Vincenzo Vecchi: when mutual trust and cooperation take precedence over respect for fundamental rights
In 2016, the Italian judicial authorities issued a European arrest warrant (EAW) against Vincenzo Vecchi for the purpose of enforcing a sentence of twelve years and six months’ imprisonment, imposed by an Italian court in 2009 for taking part in a demonstration. This prison sentence was the sum of four sentences imposed for four offences in 2001. One of them, “Devastation and looting” the most severely punished offence (ten years’ imprisonment), was at the heart of the questions submitted by the French Courts to the Court of Justice of the European Union (CJEU).
The offence of “Devastation and looting” originates from a law implemented under Mussolini’s fascist regime. [1] The law can be used to criminalise the right to demonstration – being at a protest and just in the vicinity of people who commit an offence such as criminal damage can be considered “moral support”, carrying a penalty of between eight- and fifteen-years imprisonment.
In its reference for a preliminary ruling, the French Supreme Court raised two points regarding the double criminality condition. First, the offence of devastation and looting under Italian law referred to multiple acts of destruction and degradation causing a breach of the public peace. French criminal law did not specifically incriminate endangering the public peace through these acts. Second, several of the acts constituting the single offence of devastation and looting did not constitute criminal offences under French law. According to the French Court, because the breach of the public peace appeared to be an essential element for the purposes of the classification of the offence of devastation and looting, and because some of the acts underlying the offence were not unlawful under French law, it raised questions regarding the content of the condition of double criminality.
Moreover, should the above concerns regarding the double criminality principle not be an obstacle to surrender, the question would then arise as to the proportionality of the sentence to that very conduct. It highlighted that the EAW framework decision [2] (the FD) contains no provision allowing the executing judicial authority to refuse to surrender on the ground that the sentence imposed in the issuing Member State appeared disproportionate to the acts for which surrender is sought. It questioned the assumptions made in the FD that the Issuing Court is the best positioned to assess the proportionality of an EAW, insofar as the present case showed that it can become disproportionate at the stage of execution. Here, the conduct described in the EAW would constitute far less serious offences under French law.
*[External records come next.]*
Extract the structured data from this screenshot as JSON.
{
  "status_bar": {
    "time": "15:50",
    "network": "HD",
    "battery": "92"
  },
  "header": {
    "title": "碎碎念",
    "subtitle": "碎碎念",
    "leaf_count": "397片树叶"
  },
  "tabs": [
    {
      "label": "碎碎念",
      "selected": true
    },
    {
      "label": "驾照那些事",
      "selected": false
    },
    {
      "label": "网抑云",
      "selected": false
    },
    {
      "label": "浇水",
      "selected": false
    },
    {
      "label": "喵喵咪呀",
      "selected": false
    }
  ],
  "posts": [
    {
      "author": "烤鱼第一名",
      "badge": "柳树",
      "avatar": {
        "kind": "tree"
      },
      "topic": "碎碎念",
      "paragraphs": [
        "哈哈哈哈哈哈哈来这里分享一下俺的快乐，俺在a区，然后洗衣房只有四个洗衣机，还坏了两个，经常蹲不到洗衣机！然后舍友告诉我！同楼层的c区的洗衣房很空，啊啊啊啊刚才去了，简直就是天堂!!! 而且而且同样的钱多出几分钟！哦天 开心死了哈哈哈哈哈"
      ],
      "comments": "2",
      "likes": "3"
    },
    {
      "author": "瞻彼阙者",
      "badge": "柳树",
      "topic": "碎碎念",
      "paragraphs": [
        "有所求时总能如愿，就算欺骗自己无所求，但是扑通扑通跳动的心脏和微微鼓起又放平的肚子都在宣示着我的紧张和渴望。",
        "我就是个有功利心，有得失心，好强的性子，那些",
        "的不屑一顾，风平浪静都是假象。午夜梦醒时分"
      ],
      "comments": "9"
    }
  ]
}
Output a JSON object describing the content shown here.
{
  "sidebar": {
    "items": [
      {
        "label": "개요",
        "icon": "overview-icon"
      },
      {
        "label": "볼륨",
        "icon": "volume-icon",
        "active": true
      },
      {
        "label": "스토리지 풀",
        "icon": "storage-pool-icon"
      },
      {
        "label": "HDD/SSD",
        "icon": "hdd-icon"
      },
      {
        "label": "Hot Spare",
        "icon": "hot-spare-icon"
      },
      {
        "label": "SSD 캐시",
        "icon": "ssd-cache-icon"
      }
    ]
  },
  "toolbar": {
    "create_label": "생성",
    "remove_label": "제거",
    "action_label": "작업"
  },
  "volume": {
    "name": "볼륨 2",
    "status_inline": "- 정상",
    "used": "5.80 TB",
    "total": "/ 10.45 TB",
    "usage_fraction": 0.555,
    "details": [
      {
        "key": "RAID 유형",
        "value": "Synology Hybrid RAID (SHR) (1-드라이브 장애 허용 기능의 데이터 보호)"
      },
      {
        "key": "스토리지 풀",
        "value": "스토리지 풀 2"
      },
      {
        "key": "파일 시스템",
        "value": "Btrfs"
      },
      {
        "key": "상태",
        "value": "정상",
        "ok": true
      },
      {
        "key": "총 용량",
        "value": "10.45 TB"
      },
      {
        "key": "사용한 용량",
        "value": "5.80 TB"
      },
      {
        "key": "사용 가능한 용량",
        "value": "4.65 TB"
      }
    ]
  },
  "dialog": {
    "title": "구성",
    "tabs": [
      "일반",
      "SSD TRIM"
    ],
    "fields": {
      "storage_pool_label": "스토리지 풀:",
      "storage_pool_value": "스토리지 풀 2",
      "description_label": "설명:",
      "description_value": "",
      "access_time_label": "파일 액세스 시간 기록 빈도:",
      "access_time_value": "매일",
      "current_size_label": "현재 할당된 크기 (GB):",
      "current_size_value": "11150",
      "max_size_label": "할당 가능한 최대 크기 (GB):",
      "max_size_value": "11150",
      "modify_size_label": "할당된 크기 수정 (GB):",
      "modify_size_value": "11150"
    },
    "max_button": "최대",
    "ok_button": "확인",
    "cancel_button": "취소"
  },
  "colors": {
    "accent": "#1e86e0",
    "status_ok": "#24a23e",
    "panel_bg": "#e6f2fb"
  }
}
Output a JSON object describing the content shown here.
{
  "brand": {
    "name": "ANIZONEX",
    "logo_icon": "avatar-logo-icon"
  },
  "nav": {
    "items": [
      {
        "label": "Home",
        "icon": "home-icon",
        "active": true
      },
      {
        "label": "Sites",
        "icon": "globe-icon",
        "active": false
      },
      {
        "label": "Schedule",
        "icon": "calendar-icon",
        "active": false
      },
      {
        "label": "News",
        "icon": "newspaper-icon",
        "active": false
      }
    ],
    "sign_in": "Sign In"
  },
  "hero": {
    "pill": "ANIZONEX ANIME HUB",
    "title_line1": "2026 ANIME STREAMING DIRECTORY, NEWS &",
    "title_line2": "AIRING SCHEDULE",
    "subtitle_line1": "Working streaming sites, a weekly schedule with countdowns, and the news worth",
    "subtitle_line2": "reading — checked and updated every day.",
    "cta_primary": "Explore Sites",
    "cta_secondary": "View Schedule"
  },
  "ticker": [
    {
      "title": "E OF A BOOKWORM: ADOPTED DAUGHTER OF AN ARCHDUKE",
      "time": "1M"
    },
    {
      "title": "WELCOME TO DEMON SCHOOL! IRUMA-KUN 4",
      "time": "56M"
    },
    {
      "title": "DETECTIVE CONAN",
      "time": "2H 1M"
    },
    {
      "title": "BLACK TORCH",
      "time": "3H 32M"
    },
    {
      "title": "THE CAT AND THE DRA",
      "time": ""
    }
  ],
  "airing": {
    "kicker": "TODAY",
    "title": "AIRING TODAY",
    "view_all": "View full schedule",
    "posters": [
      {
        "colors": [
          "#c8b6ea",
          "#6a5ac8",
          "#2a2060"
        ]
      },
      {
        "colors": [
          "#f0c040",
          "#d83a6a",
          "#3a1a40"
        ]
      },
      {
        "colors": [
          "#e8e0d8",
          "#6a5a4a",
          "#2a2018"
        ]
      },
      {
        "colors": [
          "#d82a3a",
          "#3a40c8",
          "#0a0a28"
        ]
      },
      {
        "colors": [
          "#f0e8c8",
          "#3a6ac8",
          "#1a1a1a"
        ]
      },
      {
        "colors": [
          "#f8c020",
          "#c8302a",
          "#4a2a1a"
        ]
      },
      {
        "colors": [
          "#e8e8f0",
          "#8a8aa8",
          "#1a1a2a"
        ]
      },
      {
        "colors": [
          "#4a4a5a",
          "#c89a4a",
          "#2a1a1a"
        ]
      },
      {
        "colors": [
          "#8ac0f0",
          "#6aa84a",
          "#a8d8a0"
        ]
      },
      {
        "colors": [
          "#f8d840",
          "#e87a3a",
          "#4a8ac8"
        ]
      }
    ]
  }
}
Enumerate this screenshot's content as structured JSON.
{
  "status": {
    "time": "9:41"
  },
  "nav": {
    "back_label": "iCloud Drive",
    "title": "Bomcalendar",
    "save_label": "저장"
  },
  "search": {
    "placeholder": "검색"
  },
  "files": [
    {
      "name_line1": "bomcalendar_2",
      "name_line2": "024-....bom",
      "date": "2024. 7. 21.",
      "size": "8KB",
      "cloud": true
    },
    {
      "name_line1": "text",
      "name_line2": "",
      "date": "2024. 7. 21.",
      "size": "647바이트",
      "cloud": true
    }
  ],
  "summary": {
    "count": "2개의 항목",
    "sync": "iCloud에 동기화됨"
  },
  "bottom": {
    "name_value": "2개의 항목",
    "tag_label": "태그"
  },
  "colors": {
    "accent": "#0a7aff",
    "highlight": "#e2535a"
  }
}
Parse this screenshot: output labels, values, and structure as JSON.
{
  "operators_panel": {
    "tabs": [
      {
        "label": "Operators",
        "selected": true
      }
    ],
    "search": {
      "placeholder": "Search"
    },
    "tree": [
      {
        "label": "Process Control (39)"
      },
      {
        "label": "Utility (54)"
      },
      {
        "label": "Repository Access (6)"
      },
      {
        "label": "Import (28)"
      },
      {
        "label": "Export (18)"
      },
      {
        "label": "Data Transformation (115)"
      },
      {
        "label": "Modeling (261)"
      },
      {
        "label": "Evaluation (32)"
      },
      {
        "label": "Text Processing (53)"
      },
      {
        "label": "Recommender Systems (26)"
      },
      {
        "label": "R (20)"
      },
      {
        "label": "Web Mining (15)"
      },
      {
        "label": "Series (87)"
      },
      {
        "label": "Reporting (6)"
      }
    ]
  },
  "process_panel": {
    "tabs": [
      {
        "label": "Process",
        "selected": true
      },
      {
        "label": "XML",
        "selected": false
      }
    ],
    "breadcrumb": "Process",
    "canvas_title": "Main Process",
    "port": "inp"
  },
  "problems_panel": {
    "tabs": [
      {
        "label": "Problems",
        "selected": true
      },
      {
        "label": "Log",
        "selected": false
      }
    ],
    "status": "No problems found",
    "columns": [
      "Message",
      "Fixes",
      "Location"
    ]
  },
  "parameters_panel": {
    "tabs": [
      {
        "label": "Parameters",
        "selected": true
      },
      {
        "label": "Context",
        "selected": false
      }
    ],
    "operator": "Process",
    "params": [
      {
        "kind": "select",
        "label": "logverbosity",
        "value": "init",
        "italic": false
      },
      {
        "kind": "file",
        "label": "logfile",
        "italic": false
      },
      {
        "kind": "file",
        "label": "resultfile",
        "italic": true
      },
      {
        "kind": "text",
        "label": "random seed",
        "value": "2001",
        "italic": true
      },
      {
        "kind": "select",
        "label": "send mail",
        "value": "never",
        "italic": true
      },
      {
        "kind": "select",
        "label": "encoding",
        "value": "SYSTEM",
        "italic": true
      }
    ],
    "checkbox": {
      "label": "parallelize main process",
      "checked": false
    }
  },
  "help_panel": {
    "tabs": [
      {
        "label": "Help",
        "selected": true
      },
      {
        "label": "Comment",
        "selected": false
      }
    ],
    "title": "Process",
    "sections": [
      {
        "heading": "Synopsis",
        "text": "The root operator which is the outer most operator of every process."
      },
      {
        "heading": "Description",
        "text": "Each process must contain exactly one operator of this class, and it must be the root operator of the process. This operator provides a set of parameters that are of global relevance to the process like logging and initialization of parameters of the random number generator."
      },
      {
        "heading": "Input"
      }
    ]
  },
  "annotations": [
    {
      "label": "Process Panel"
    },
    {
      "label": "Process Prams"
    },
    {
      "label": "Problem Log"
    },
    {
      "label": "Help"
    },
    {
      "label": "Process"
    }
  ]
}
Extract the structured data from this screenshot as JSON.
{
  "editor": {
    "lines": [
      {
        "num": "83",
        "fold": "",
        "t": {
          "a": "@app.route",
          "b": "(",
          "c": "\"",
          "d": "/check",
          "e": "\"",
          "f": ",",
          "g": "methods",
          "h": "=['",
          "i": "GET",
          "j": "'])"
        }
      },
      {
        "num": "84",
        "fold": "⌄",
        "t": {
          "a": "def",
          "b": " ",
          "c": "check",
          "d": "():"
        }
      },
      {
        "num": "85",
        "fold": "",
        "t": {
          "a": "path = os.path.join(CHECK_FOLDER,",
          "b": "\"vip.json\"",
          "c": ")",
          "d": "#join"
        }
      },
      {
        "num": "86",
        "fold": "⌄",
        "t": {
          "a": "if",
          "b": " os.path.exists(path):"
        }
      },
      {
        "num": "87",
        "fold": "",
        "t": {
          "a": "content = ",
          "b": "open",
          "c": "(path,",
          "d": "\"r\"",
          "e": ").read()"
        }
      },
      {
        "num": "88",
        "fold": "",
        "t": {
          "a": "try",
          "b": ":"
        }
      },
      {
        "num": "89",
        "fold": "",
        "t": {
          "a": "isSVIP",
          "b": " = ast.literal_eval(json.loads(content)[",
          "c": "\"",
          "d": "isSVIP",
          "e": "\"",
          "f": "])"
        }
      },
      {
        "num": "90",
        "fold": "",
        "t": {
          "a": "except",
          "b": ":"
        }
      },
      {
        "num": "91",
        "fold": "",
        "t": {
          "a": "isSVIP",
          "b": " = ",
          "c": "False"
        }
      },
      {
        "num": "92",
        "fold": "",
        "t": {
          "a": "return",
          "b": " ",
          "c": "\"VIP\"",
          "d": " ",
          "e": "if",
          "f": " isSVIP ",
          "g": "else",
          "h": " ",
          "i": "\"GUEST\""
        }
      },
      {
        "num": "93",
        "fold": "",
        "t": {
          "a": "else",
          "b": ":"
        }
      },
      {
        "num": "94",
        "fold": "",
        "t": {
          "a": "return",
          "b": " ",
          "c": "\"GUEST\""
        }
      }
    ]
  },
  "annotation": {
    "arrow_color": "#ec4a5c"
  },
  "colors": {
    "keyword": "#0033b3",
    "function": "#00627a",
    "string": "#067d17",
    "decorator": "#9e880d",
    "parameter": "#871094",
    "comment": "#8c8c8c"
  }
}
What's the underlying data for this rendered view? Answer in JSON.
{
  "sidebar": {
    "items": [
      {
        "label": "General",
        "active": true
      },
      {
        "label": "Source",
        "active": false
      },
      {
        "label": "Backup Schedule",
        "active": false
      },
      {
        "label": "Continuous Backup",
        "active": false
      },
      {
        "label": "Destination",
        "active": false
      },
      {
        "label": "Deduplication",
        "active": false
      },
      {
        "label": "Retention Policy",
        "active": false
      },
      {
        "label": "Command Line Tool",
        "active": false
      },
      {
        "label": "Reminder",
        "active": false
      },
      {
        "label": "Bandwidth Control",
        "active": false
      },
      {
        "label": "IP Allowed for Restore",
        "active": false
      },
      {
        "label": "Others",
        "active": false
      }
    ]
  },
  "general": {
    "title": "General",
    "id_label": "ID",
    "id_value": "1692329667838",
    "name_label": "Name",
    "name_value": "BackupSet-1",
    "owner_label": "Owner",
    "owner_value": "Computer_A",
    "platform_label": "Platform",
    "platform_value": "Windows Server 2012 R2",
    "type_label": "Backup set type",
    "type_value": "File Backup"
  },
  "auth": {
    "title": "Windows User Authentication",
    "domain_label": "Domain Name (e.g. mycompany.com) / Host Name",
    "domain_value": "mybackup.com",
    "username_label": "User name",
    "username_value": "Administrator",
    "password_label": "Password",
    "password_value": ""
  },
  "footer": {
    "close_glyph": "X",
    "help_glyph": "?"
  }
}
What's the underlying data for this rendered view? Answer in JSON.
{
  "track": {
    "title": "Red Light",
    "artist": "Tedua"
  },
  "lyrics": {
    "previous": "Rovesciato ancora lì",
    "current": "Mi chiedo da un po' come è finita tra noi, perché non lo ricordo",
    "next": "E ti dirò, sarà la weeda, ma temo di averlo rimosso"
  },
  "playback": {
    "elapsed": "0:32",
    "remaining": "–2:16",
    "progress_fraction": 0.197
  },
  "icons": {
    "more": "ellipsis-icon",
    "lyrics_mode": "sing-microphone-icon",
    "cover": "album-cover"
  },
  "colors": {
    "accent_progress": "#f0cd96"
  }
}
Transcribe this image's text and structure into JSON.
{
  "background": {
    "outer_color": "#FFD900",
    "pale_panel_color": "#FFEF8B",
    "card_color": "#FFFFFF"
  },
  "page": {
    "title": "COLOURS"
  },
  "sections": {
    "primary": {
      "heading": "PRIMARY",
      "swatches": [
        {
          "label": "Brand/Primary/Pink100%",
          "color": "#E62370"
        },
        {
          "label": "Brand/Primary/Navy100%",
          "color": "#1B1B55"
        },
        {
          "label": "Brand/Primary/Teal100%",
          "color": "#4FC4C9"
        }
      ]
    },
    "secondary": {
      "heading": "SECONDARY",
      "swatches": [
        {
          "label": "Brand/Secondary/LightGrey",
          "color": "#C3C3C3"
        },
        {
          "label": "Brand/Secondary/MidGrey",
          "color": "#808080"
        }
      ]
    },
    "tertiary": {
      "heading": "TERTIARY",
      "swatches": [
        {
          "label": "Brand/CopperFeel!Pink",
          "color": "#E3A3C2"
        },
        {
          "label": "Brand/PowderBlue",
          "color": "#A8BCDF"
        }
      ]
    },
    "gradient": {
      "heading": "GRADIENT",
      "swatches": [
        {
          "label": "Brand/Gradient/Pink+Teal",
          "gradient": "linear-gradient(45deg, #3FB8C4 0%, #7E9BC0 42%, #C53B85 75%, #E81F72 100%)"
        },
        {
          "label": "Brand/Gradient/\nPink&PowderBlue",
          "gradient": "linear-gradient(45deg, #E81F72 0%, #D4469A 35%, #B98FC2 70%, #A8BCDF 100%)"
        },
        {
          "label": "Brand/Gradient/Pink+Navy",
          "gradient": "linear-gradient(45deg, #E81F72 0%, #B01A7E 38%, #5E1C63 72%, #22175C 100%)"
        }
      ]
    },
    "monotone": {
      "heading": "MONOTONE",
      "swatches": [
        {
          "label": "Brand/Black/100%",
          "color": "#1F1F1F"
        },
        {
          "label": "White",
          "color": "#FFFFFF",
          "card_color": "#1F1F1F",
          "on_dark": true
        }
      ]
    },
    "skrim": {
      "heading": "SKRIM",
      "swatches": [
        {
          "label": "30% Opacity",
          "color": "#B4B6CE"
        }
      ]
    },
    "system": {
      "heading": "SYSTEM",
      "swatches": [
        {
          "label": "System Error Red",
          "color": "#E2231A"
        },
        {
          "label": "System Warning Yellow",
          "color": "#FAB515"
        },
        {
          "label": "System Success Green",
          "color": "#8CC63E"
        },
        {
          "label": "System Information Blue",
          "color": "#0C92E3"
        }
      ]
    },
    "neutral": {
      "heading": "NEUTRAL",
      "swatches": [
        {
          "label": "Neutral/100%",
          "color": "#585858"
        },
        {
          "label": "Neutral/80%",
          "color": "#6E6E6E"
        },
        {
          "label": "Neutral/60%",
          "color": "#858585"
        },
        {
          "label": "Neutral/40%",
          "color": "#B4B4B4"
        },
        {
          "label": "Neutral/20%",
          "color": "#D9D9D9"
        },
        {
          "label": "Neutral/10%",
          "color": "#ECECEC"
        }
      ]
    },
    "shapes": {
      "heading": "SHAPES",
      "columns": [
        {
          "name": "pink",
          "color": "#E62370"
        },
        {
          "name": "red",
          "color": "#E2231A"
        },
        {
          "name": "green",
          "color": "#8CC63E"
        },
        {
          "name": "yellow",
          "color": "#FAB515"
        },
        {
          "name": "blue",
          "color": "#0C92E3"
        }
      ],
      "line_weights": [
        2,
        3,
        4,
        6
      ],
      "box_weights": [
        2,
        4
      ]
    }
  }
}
The referring court therefore asked whether Article 49(3) of the Charter – sentences must be proportionate to the offence – required the executing judicial authority to refuse to execute the EAW.
In its ruling this summer on KL (C168/21), the European court considered that the condition of double criminality is met when the facts underlying the offence – or some of them – for which a person is prosecuted in the issuing state constitute a criminal offence in the executing state, even if the legal definition and the seriousness of these offences vary widely.
Why? Double criminality does not require a perfect match between the (legal) elements – or the definition – of the offences in the issuing and executing states. The Court recalls, what we painfully know too well, that the purpose of the Framework Decision is to help states by facilitating and accelerating criminal prosecution and punishment “with a view to contributing to the achievement of the European Union’s objective of becoming an area of freedom, security and justice” and “to fight against impunity” (although this objective is stated nowhere in the FD).
What do justice, security and freedom mean when state courts have to choose between abdicating their role as guardians of the rule of law and fundamental rights, and the fiction of mutual trust? Especially when there is clear evidence that behind trust, hides persecution and the oppressive use of state powers.
The Court had a choice. It could have stretched the grounds for refusal to surrender as it has done in the past.[3] Alternatively, it could have decided that the FD, a relatively old instrument and notoriously problematic in its enforcement,[4] does not comply with the Charter and other human rights obligations because it leaves the executing courts too limited powers to prevent fundamental rights violations in the issuing state by refusing to surrender. It could have decided that the FD goes beyond what is necessary to achieve its objective (see above) and as such breaches another sacrosanct principle: the proportionality of EU law.[5]
When states’ obligations regarding one another clash with their obligations to respect the fundamental rights of people in their jurisdiction (as in this case, Mr Vecchi), what should take precedence? Whose trust should prevail? What is clear is that the trust that people have in European justice will only continue to erode so long as mutual trust and cooperation take precedence over respect for fundamental rights.
[1] « Dans l’affaire Vincenzo Vecchi, la Cour de cassation est notre dernier rempart pour la défense des libertés publiques », Le Monde, 2022.
[3] See e.g., C-404/15 – Aranyosi and Căldăraru
[4] Reinforcing procedural safeguards and fundamental rights in European Arrest Warrant proceedings, Fair Trials, 2021.